Stanley Mayfield Follows Father’s Path Into Jan/san Distribution
Mayfield Paper Company has become a family affair, with (l-r) Stanley Mayfield, John Edward Mayfield, Evelyn Mayfield and John Christian Mayfield marking three generations Photo courtesy of Mayfield Paper Company


John Christian Mayfield, the family patriarch, got his start in the paper business while attending the Texas State Teachers College in San Marcos, Texas. The job put him through college.

Then, after serving as a pilot instructor in the Army Air Corps, he started his own paper company. At first, he would drive to Austin to buy paper grocery bags and craft paper from his previous employer, then drive back down to San Angelo to sell them.

The company also sold a lot of adding machine paper in the early days, recalls John Edward.

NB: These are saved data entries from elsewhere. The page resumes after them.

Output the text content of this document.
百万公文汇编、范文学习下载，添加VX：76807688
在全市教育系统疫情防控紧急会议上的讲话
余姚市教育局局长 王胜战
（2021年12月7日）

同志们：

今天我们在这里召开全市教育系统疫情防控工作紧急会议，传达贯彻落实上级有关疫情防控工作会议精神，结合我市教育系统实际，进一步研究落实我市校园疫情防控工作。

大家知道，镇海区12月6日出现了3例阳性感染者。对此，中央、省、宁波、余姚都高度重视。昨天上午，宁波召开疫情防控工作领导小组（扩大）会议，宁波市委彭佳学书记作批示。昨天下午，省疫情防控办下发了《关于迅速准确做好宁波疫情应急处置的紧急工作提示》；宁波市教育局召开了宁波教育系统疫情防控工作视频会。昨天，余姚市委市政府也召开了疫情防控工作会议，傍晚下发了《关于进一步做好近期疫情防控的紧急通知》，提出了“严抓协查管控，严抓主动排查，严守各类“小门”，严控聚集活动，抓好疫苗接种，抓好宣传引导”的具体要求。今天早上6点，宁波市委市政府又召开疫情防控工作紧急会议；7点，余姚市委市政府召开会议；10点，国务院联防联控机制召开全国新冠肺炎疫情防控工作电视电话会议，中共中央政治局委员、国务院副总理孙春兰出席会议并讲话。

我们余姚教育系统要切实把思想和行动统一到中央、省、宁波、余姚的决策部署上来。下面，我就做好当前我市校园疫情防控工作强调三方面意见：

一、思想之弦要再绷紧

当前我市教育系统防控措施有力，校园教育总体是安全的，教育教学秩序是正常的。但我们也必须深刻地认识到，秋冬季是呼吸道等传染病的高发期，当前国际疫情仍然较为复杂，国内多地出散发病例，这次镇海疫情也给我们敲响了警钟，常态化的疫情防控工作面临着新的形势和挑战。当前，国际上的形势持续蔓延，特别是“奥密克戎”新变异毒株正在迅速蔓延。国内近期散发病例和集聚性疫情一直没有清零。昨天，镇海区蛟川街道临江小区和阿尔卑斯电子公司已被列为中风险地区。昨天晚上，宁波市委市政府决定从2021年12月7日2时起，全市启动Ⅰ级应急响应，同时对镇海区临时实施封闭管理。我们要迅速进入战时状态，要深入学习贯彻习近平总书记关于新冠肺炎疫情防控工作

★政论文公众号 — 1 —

“Back then a manager would have anywhere from two or three to 10 secretaries,” he says. “They did all the typing. … So there’d be a secretary pool outside of every manager’s office, and every secretary had a typewriter and adding machine at their desk, and on the floor they had a box of adding machine paper and ribbons and paper.”

Before long, John Christian began breaking into what would today be considered foodservice items.

“Of course we didn’t have all the polywraps for freezing or wrapping fresh foods at all, so we were using butcher paper, freezer paper and wax paper. So those were big items,” says Stanley Mayfield, the company’s current owner and the son of John Christian. “And then, of course, towel and tissue was sold in every account.”

In the late 1950s, the company began delving into gift wrap as well. It would buy large master rolls of coated color paper, unroll it and then reroll it into smaller sizes for resale. The company also sold sasheen ribbon and yarn to tie around the gift wrap.

“That was actually a very creative thing to do,” says Stanley.

John Christian’s wife, Evelyn, even organized a group of women to create gift wrap seals — handmade ornaments to be attached to the gift — that were sold in Mayfield Paper’s retail store in Abilene, recalls John Edward.

Stanley’s entry into the family distribution business largely mirrored his father’s. After graduating from Southern Methodist University, he had a short foray into the professional world and then a five-year stint in the Air Force. By that time, his father was running things in Abilene, so, upon leaving the service in 1971, Stanley moved back to San Angelo with his wife and college sweetheart, Deanna, to run that branch and raise his young family.

Business was good and the company continued its systematic growth, adding more and more products to its various lines. In the ’70s and ’80s, Mayfield Paper opened several more retail stores, or “party stores,” as John Edward calls them. They sold pickles, balloons, barbecue sauce, colored napkins and, of course, gift wrap.

In addition to the party stores, Mayfield expanded its jan/san and foodservice lines during this time. Office supplies sales began to take off in the ’90s, as the company eventually developed a 30,000-product catalog, and sales of safety products picked up in the early 2000s.

Mayfield’s diversification has been one of its keys to success, says John Severyn, manager of the company’s Lubbock branch.

“We don’t really have any seasonal business here,” he says. “We’re, to be honest with you, busy all the time. I’ve not had a bad month in the three-and-a-half years I’ve been here. Compared to a true jan/san house, with our foodservice segment, it just seems to pull us through in the months when the schools aren’t going or whatever.”